5 Birthing Positions to Help Labor Along
Labor often requires you to periodically switch positions. Here are 5 birthing positions that can help you through your labor.
1. Squatting
You may wonder why you should squat when you could be lying comfortably on your side in bed. Squatting benefits mother and baby. It widens the pelvic openings, relieves back pain, speeds the progress of labor, relaxes perineal muscles so that they are less likely to tear, improves oxygen supply to the baby and even facilitates delivery of the placenta. If you have practiced squatting birthing positions a lot during pregnancy, it will be easier during labor. If you try squatting down right now, you can probably feel where your upper leg bones, the femora, are attached to your pelvic bones. When you squat, the leg bones actually act like levers to widen your pelvic outlet by twenty to thirty percent. Squatting gives your baby a straighter route through a wider passage, creating the easiest path for moving baby through your pelvis. (Women who have short second stages will choose not to squat.)
2. Kneeling
Kneeling is helpful to ease overwhelming contractions, relieve back pain or turn a posterior baby. It is also a position that helps you improvise, and can lead to the kneel-squat, kneeling on all fours or the knee-chest position.
3. Sitting
Sitting birthing positions widen the pelvis, but not as much as squatting does.
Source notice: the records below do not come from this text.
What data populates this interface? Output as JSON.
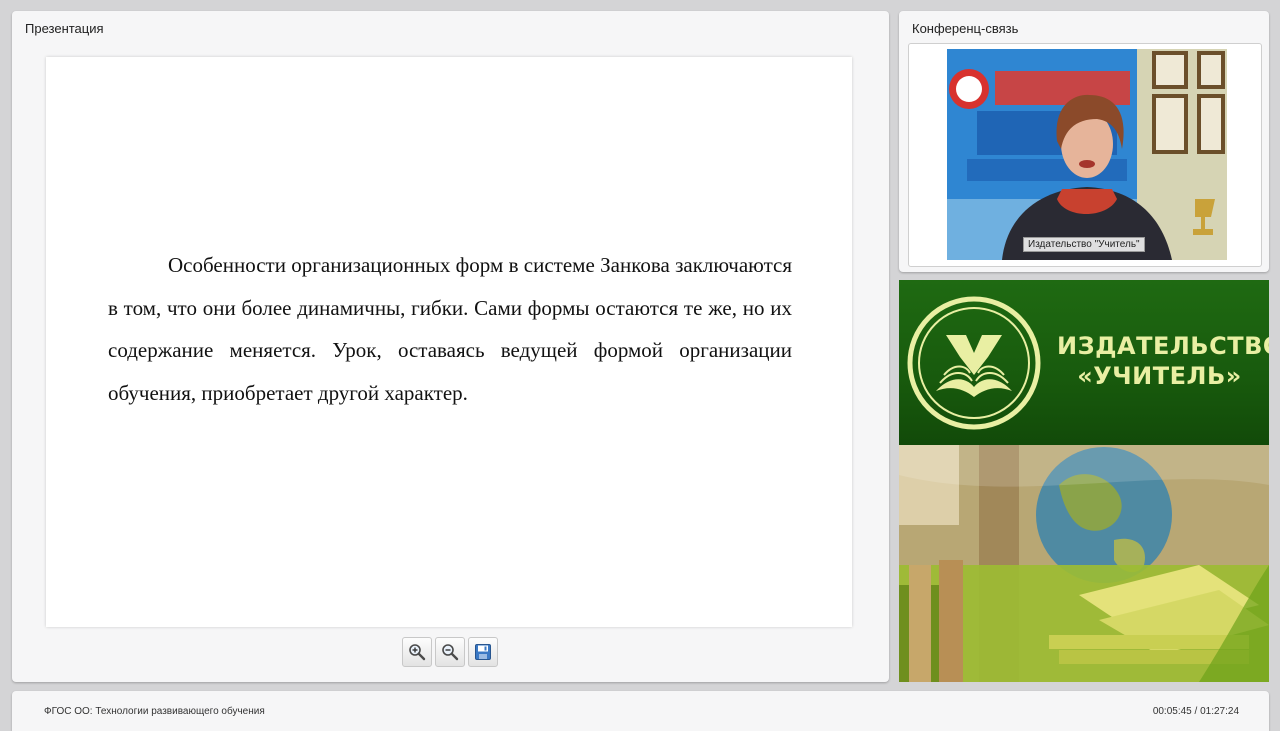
{
  "presentation": {
    "title": "Презентация",
    "slide_text": "Особенности организационных форм в системе Занкова заключаются в том, что они более динамичны, гибки. Сами формы остаются те же, но их содержание меняется. Урок, оставаясь ведущей формой организации обучения, приобретает другой характер."
  },
  "toolbar": {
    "buttons": [
      {
        "icon": "zoom-in-icon"
      },
      {
        "icon": "zoom-out-icon"
      },
      {
        "icon": "save-icon"
      }
    ]
  },
  "conference": {
    "title": "Конференц-связь",
    "video_label": "Издательство \"Учитель\""
  },
  "ad": {
    "title": "ИЗДАТЕЛЬСТВО\n«УЧИТЕЛЬ»"
  },
  "footer": {
    "course_title": "ФГОС ОО: Технологии развивающего обучения",
    "time": "00:05:45 / 01:27:24"
  },
  "colors": {
    "background": "#d4d4d6",
    "panel": "#f6f6f7",
    "ad_green": "#1f6a12",
    "ad_text": "#e9efa3"
  }
}
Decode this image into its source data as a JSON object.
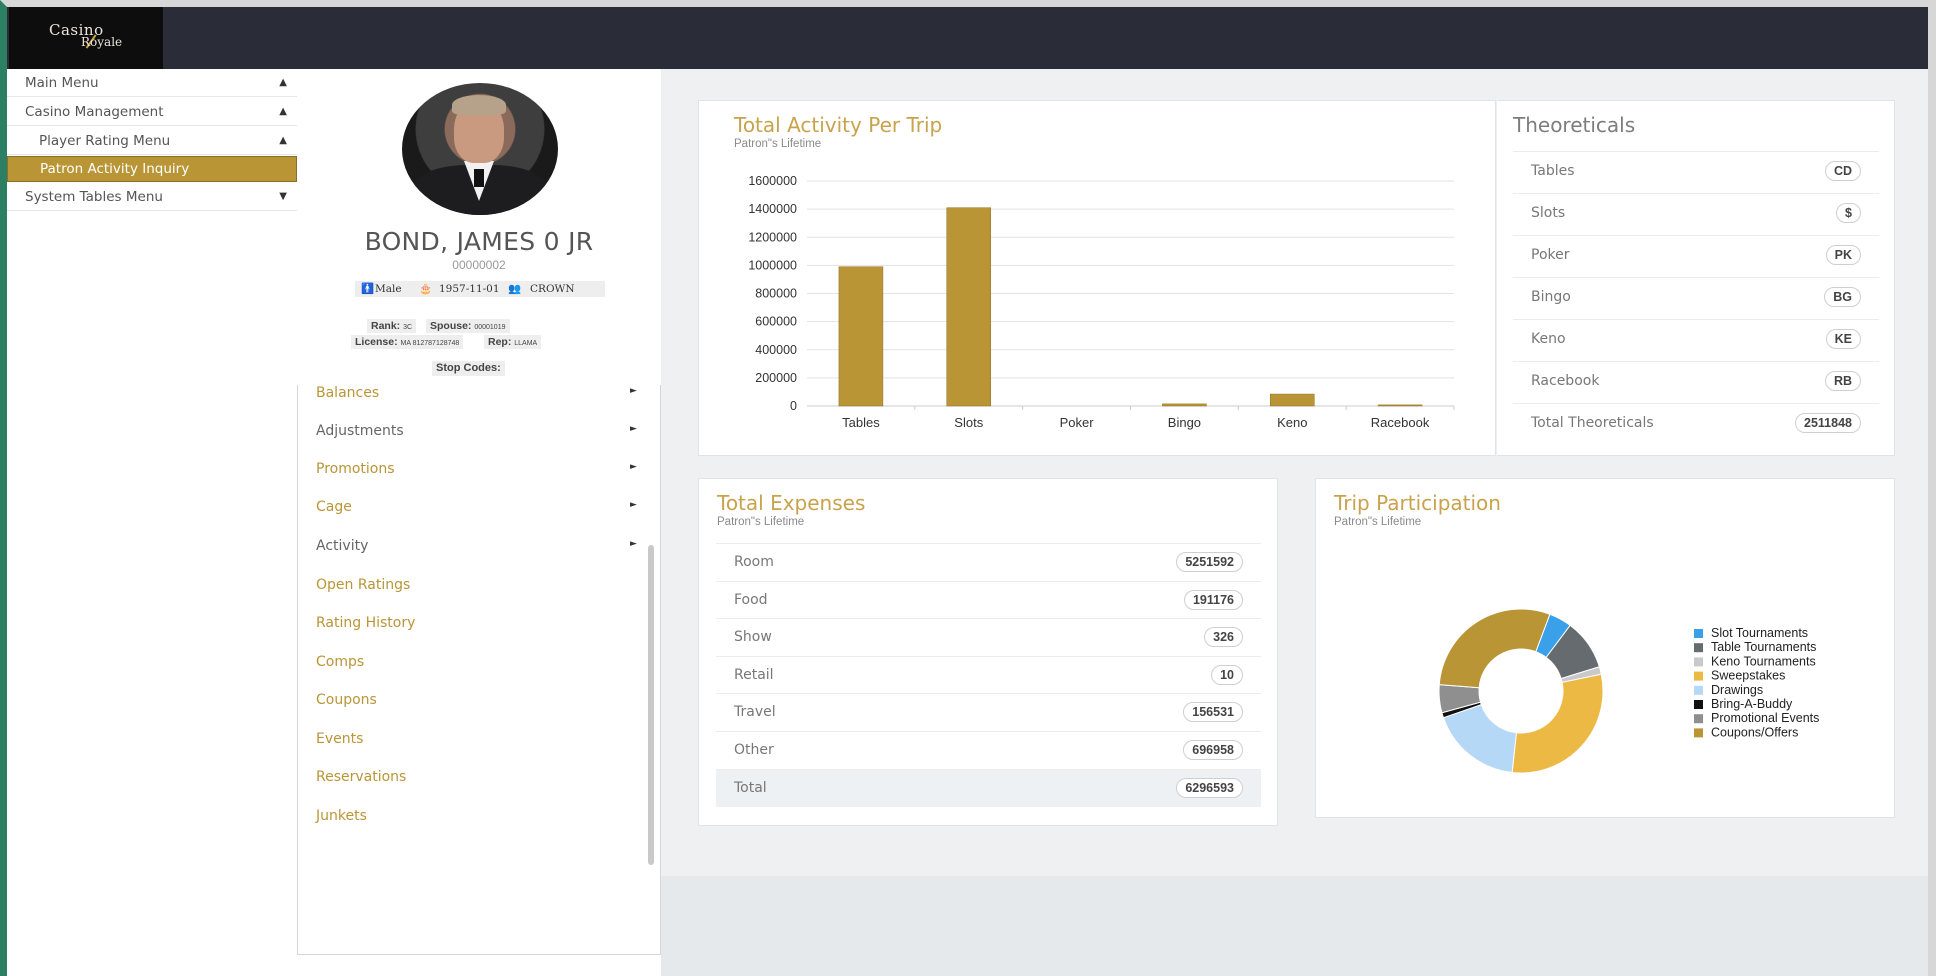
{
  "logo": {
    "line1": "Casino",
    "line2": "Royale"
  },
  "nav": [
    {
      "label": "Main Menu",
      "arrow": "▲"
    },
    {
      "label": "Casino Management",
      "arrow": "▲"
    },
    {
      "label": "Player Rating Menu",
      "arrow": "▲"
    },
    {
      "label": "Patron Activity Inquiry",
      "arrow": ""
    },
    {
      "label": "System Tables Menu",
      "arrow": "▼"
    }
  ],
  "patron": {
    "name": "BOND, JAMES 0 JR",
    "id": "00000002",
    "gender": "Male",
    "dob": "1957-11-01",
    "club": "CROWN",
    "rank_label": "Rank:",
    "rank_value": "3C",
    "spouse_label": "Spouse:",
    "spouse_value": "00001019",
    "license_label": "License:",
    "license_value": "MA 812787128748",
    "rep_label": "Rep:",
    "rep_value": "LLAMA",
    "stop_codes": "Stop Codes:"
  },
  "patron_menu": [
    {
      "label": "Balances",
      "arrow": "►",
      "style": "gold"
    },
    {
      "label": "Adjustments",
      "arrow": "►",
      "style": "grey"
    },
    {
      "label": "Promotions",
      "arrow": "►",
      "style": "gold"
    },
    {
      "label": "Cage",
      "arrow": "►",
      "style": "gold"
    },
    {
      "label": "Activity",
      "arrow": "►",
      "style": "grey"
    },
    {
      "label": "Open Ratings",
      "arrow": "",
      "style": "gold"
    },
    {
      "label": "Rating History",
      "arrow": "",
      "style": "gold"
    },
    {
      "label": "Comps",
      "arrow": "",
      "style": "gold"
    },
    {
      "label": "Coupons",
      "arrow": "",
      "style": "gold"
    },
    {
      "label": "Events",
      "arrow": "",
      "style": "gold"
    },
    {
      "label": "Reservations",
      "arrow": "",
      "style": "gold"
    },
    {
      "label": "Junkets",
      "arrow": "",
      "style": "gold"
    }
  ],
  "activity": {
    "title": "Total Activity Per Trip",
    "subtitle": "Patron\"s Lifetime"
  },
  "theoreticals": {
    "title": "Theoreticals",
    "rows": [
      {
        "label": "Tables",
        "value": "CD"
      },
      {
        "label": "Slots",
        "value": "$"
      },
      {
        "label": "Poker",
        "value": "PK"
      },
      {
        "label": "Bingo",
        "value": "BG"
      },
      {
        "label": "Keno",
        "value": "KE"
      },
      {
        "label": "Racebook",
        "value": "RB"
      },
      {
        "label": "Total Theoreticals",
        "value": "2511848"
      }
    ]
  },
  "expenses": {
    "title": "Total Expenses",
    "subtitle": "Patron\"s Lifetime",
    "rows": [
      {
        "label": "Room",
        "value": "5251592"
      },
      {
        "label": "Food",
        "value": "191176"
      },
      {
        "label": "Show",
        "value": "326"
      },
      {
        "label": "Retail",
        "value": "10"
      },
      {
        "label": "Travel",
        "value": "156531"
      },
      {
        "label": "Other",
        "value": "696958"
      },
      {
        "label": "Total",
        "value": "6296593"
      }
    ]
  },
  "trip": {
    "title": "Trip Participation",
    "subtitle": "Patron\"s Lifetime"
  },
  "chart_data": [
    {
      "type": "bar",
      "title": "Total Activity Per Trip",
      "subtitle": "Patron\"s Lifetime",
      "categories": [
        "Tables",
        "Slots",
        "Poker",
        "Bingo",
        "Keno",
        "Racebook"
      ],
      "values": [
        990000,
        1410000,
        0,
        15000,
        85000,
        8000
      ],
      "yticks": [
        0,
        200000,
        400000,
        600000,
        800000,
        1000000,
        1200000,
        1400000,
        1600000
      ],
      "ylim": [
        0,
        1600000
      ],
      "grid": true,
      "color": "#b99536"
    },
    {
      "type": "pie",
      "title": "Trip Participation",
      "subtitle": "Patron\"s Lifetime",
      "legend_position": "right",
      "labels": [
        "Slot Tournaments",
        "Table Tournaments",
        "Keno Tournaments",
        "Sweepstakes",
        "Drawings",
        "Bring-A-Buddy",
        "Promotional Events",
        "Coupons/Offers"
      ],
      "values": [
        4.5,
        10,
        1.5,
        30,
        18,
        1,
        5.5,
        29.5
      ],
      "colors": [
        "#3aa0ea",
        "#666b70",
        "#c9c9c9",
        "#ecb944",
        "#b5d8f6",
        "#111111",
        "#8f8f8f",
        "#b99536"
      ]
    }
  ]
}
The most labor-efficient position is sit-squatting on a low stool. Alternatives are to sit astride a toilet seat, chair or a birth ball you may have practiced on. If you must stay in bed because you’ve had a pain medication, you can sit astride the birthing bed.
4. Standing and Leaning
Since your labor is likely to progress more quickly and efficiently if you walk a lot, you may find yourself upright during an intense contraction. Try stopping and leaning against the wall or your birth partner, or resting your head against pillows on a table.
5. Side-Lying Birthing Positions
Even though moving and being upright helps your labor progress, it is not humanly possible to be upright during your whole labor. Your hard-working body will need some rest, and if you don’t get it, it may stop doing its job so well. Best to be upright, in varying positions, during active labor contractions, but to rest as much as possible during early labor and between contractions. Lie on your left side. Support your body with at least five pillows: one or two under your head, one supporting your top knee, one behind your back, and another under the bulge.